The base was split into two in 1994, with half going to the Air Force Reserve and half cleared for civilian use.
One year before the EPA’s lifetime health advisory, testing at Grissom revealed monitoring wells possibly contaminated with perfluorinated chemicals like PFOS and PFOA.
Although Grissom’s water was not contaminated with PFOS and PFOAs, installations in other states were not so lucky.

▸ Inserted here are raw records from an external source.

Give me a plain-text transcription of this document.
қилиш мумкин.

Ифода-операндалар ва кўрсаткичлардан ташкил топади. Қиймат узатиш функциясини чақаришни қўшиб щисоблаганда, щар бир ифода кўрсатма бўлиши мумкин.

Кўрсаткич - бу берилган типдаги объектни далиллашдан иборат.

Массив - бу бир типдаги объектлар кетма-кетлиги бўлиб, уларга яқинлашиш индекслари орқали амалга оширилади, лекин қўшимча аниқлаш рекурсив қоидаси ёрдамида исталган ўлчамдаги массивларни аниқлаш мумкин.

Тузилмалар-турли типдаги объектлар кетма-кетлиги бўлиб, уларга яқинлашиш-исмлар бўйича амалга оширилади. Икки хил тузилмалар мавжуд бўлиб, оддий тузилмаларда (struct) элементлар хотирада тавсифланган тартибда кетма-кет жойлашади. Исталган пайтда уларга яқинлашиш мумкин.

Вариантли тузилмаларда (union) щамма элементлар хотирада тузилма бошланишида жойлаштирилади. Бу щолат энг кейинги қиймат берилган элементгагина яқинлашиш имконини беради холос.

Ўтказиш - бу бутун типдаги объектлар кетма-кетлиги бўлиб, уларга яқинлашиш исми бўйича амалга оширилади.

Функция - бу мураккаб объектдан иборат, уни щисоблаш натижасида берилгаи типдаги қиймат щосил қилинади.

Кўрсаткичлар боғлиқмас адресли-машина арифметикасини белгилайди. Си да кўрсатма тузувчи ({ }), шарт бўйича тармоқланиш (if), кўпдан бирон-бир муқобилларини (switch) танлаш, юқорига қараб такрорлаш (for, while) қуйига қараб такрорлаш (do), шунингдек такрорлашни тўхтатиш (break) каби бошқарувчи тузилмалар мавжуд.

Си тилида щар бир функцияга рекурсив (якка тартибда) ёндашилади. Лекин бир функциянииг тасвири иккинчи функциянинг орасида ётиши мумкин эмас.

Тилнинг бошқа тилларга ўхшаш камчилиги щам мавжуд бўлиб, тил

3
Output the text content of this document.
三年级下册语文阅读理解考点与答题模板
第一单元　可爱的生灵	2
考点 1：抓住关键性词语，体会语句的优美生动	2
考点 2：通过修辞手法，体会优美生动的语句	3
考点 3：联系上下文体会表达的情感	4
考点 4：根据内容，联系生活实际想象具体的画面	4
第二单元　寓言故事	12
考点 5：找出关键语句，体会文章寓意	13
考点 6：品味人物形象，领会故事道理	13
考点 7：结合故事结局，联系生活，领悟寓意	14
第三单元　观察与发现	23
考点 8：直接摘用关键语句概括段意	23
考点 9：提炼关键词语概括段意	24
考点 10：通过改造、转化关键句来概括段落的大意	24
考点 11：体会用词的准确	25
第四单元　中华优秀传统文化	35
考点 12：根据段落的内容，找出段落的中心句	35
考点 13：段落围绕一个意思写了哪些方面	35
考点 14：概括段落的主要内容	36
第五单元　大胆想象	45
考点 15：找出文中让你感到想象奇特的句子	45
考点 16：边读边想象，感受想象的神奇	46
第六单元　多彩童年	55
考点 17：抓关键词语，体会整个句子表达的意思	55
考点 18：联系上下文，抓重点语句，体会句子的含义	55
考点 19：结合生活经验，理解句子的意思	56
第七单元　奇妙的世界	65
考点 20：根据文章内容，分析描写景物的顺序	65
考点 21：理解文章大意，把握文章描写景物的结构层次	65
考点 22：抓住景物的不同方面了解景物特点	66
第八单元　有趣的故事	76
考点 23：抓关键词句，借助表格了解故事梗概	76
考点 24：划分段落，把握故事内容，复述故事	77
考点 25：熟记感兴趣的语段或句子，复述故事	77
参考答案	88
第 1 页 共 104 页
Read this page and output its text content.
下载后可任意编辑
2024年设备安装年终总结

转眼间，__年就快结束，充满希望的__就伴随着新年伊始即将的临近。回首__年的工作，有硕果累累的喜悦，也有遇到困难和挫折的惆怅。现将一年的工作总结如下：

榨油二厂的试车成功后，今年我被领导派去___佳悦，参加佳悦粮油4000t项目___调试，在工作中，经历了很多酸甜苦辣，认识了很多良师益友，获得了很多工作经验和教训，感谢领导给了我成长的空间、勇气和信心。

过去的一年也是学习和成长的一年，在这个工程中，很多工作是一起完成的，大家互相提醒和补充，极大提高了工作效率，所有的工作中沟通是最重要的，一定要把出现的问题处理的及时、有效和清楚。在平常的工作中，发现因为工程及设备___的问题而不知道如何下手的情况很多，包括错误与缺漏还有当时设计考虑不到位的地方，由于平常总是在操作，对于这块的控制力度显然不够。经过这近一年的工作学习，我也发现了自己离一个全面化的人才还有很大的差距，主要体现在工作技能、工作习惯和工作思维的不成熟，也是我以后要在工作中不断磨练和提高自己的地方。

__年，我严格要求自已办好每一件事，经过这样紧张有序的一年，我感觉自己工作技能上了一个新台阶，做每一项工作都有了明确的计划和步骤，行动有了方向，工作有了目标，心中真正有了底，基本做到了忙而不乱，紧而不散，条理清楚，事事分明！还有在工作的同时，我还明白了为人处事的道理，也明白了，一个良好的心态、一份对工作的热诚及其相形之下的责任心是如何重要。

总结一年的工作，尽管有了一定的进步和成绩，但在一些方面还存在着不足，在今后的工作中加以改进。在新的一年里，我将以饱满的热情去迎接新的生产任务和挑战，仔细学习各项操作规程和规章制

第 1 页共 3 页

In 2017, the Air Force admitted that foam used at Peterson Air Force Base in Colorado Springs, Colorado had contaminated the drinking water for about 69,000 people living in nearby communities. Over the years, residents claim to have experienced rare forms of cancer and underweight births. The Air Force agreed to buy affected residents drinking water and to pay for operating and maintaining water filter systems. So far, this single mitigation effort has cost at least $5 million.
The GAO says the DoD has spent at least $200 million on nationwide PFOS mitigation and expect to spend more over the years.
“I think it’s fair to say that DoD does recognize that they want to provide safe drinking water to servicemembers and their families,” Lepore said. “They have acted to try to identify where PFOS and PFOA can be confirmed on installations or where it is suspected. And then, in those cases where they’ve actually confirmed it, they have taken action.”
The DoD says it is funding research for new firefighting foam formulas, and aims for a PFOS/PFOA-free foam. Until then, the military will continue to use the AFF foam.
The GAO also looked into how base installations followed drinking water standards. Researchers found that the installations supplied by water from DoD sources instead of municipal utilities showed significantly less compliance to those regulations. The GAO found that installations supplied by municipal water sources were in compliance 99 percent of the time. That number fell to 89 percent for DoD supplied water sources.
The Department of Veterans Affairs has recognized that veterans may have been affected by exposure to PFOS and PFOA. The department has added the chemicals to its list of possible military exposures, and asks veterans to report any health problems associated with exposure to the chemicals.